If you think that is too lofty a goal, my experience say that it is not. For years, I have made the easy efforts to Conserve electricity and gas for home heating. I thought I was doing pretty well until I started telling whoever would listen that they should cut their own consumption of energy if they wanted to have a decent world for their grand kids.
Hoping not to be perceived as a hypocrite, I made my own commitment to reducing my energy consumption by 20X10. Guess what, it did not take anywhere near three years. I was able to do that much by simply consolidating trips, replacing incandescent bulbs with compact fluorescent lamps and by using my head, looking for additional ways to conserve. Turn out the lights, Stupid!
My energy consumption at home has been reduced between 25 and 30% in 2007 over 2006. My lifestyle has only changed in the fact that I wear sweaters and jackets in the winter and use less air conditioning in the summer. Actually, my family has not used our air conditioner for the last five summers, but that is another story.

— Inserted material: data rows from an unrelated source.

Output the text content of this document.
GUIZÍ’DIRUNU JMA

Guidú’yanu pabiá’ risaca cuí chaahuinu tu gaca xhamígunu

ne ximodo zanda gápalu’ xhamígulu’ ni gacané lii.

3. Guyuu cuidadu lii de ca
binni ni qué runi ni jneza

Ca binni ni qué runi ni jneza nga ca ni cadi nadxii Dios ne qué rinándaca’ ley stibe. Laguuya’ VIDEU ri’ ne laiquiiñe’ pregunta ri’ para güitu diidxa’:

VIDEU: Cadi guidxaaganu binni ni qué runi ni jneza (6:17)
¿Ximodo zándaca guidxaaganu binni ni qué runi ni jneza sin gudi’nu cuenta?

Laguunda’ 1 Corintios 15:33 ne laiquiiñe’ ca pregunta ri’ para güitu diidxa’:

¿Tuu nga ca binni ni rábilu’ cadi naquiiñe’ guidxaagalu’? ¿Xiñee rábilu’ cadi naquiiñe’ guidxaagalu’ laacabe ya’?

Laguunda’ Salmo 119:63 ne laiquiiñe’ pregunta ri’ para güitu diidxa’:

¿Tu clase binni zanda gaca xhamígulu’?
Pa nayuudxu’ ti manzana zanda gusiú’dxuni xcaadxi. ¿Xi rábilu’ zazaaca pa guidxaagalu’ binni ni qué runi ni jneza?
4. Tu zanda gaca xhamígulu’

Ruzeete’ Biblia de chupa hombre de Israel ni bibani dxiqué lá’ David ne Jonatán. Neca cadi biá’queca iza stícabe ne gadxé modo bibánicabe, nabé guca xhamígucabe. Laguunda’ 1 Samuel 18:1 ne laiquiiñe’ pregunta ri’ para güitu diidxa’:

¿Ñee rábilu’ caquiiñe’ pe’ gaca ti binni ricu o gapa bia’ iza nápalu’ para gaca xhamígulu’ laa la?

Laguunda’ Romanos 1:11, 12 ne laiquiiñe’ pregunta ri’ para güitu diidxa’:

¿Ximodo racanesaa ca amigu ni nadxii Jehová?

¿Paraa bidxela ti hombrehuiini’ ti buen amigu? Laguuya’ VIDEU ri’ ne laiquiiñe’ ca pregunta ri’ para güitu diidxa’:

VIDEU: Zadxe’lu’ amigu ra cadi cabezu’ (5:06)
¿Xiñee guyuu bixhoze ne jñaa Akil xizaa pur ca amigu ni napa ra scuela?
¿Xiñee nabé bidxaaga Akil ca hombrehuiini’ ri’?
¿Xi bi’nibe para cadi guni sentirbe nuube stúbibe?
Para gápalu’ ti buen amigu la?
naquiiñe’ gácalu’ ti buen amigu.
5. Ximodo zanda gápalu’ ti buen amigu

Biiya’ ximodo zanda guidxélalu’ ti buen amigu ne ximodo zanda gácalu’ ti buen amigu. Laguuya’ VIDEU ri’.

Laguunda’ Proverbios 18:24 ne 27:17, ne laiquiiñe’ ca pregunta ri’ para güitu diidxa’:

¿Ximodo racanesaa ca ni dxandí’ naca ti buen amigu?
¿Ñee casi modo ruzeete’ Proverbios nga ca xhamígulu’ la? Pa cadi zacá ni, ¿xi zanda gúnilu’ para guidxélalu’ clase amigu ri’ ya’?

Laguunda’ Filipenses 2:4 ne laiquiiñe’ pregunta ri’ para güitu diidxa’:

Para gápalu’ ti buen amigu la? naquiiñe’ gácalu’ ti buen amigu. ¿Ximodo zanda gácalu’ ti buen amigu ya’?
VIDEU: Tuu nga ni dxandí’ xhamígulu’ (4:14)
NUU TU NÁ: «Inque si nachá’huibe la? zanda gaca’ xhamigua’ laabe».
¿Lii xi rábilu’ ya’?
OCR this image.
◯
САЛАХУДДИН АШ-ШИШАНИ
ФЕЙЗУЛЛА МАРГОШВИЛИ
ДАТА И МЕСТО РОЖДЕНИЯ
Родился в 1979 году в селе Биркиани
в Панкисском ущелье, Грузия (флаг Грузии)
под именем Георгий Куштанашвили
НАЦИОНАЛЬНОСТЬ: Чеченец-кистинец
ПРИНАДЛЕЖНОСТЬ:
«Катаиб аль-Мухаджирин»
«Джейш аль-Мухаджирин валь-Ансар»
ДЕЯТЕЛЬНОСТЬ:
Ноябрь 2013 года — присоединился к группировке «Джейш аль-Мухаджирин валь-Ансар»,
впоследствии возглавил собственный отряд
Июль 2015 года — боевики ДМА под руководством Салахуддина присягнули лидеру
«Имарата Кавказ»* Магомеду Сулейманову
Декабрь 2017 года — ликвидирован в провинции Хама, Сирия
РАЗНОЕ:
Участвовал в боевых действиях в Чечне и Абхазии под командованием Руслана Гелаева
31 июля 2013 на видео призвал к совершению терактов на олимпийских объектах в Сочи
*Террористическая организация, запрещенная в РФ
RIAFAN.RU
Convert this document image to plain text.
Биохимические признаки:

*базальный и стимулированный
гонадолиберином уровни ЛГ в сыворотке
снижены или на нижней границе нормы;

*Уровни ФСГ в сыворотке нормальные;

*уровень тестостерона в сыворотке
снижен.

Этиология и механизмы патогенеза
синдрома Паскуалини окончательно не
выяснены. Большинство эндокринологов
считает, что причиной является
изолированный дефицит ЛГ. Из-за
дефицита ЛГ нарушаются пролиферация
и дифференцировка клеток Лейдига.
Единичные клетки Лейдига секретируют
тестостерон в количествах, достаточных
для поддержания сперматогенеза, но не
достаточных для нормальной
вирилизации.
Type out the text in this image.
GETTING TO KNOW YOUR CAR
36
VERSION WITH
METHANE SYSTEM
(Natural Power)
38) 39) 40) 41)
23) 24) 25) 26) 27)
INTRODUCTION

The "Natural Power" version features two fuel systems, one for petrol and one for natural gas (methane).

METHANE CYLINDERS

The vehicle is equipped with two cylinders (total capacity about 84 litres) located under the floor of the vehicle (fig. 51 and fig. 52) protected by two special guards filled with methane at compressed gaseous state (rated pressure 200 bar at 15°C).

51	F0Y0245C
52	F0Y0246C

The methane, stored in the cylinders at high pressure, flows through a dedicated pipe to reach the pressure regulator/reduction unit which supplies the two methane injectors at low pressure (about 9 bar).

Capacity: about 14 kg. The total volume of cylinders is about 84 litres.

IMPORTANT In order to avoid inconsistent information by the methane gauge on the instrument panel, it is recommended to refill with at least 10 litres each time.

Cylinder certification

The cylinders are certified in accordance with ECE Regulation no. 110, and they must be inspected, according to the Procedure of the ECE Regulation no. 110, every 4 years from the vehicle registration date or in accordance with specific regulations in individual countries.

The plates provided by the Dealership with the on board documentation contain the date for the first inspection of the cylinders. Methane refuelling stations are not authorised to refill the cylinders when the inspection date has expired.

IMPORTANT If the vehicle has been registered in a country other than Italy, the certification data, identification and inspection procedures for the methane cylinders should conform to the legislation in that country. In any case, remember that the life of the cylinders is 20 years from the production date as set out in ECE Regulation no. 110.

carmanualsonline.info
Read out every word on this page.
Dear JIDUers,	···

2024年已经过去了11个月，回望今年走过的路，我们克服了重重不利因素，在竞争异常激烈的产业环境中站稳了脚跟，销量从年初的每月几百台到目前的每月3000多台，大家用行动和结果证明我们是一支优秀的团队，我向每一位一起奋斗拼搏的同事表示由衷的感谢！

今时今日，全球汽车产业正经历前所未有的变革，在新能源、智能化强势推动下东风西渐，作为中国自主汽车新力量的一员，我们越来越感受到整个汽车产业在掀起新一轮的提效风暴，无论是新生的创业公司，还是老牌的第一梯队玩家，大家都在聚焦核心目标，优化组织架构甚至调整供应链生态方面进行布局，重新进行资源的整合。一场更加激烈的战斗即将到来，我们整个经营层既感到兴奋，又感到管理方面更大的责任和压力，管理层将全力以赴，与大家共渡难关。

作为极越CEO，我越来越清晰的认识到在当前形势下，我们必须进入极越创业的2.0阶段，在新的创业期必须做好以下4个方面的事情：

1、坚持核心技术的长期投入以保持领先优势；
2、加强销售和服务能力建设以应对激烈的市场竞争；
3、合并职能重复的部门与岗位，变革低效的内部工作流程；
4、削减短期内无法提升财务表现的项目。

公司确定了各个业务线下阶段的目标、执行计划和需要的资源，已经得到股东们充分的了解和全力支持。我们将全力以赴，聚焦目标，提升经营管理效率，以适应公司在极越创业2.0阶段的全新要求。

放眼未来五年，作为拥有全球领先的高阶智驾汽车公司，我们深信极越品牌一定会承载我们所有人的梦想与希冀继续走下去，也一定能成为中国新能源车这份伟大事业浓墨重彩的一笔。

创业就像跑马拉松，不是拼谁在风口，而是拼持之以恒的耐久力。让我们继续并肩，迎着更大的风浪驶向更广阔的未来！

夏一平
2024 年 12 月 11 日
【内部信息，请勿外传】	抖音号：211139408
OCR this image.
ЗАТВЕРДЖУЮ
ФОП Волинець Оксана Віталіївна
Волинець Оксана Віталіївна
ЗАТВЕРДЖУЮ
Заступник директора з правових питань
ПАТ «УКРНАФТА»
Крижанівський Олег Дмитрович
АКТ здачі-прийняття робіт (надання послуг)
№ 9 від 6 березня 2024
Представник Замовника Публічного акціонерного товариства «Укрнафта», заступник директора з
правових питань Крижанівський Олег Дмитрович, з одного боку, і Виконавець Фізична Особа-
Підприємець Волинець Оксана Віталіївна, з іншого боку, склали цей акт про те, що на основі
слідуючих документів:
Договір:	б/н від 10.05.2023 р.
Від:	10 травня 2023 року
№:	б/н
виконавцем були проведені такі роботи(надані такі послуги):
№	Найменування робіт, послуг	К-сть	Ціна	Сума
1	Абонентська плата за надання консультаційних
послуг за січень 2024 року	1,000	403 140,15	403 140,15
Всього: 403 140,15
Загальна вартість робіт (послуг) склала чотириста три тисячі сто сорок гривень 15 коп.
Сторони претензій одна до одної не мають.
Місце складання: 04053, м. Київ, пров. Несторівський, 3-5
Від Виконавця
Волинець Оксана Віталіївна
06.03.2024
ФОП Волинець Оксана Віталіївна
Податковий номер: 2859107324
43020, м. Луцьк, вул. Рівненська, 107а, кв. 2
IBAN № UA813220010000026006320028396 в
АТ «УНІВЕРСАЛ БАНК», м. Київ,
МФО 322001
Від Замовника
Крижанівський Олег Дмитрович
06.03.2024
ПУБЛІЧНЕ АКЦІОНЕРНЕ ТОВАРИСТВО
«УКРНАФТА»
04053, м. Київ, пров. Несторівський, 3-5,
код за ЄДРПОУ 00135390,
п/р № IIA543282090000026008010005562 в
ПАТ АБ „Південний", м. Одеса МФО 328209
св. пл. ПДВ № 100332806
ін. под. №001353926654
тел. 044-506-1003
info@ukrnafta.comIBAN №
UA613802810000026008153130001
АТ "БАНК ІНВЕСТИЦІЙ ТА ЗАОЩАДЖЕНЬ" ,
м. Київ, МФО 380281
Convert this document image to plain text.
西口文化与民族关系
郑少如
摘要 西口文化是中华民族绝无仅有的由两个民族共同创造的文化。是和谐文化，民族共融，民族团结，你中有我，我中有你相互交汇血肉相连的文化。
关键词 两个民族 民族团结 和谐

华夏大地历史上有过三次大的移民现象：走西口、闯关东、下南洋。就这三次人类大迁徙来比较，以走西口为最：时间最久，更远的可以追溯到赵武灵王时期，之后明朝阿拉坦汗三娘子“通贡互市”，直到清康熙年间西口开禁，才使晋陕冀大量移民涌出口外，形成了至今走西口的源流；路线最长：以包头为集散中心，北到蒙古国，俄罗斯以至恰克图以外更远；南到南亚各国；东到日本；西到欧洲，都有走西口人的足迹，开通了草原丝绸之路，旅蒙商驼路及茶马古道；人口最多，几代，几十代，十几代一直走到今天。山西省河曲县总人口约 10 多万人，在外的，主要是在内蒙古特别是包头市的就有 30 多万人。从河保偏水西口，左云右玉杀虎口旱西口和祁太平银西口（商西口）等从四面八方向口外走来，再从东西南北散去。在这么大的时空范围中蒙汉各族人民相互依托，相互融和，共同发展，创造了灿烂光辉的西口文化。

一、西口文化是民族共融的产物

Frankly, there has been NO sacrifice involved in this effort. Now, I am trying to afford an EnergyStar refrigerator which could put me over the 30% mark when I do.
My point is this, since we have already passed the threshold we hoped to hold greenhouse gas concentrations to by 2050, it is time for serious action. It is time for serious policy and it is time for a level of personal commitment from all of earth’s human population to reduce their use of fossil fuels.
We’ve already gone past the tipping point, now it is a matter of the survival of our species and all the others that share on this earth. If we cannot make those personal choices to protect ourselves and our progeny, we certainly do not deserve the mantel of dominion over this earth and we will likely perish from it as a result.
Sometimes such choices are hard but I would rather give myself a choice because doing so at least gives our kids a chance.
John Blair is a longtime environmental health advocate who serves as president of
Valley Watch in Evansville, IN. He is also a Pulitzer Prize winning photographer and freelance writer.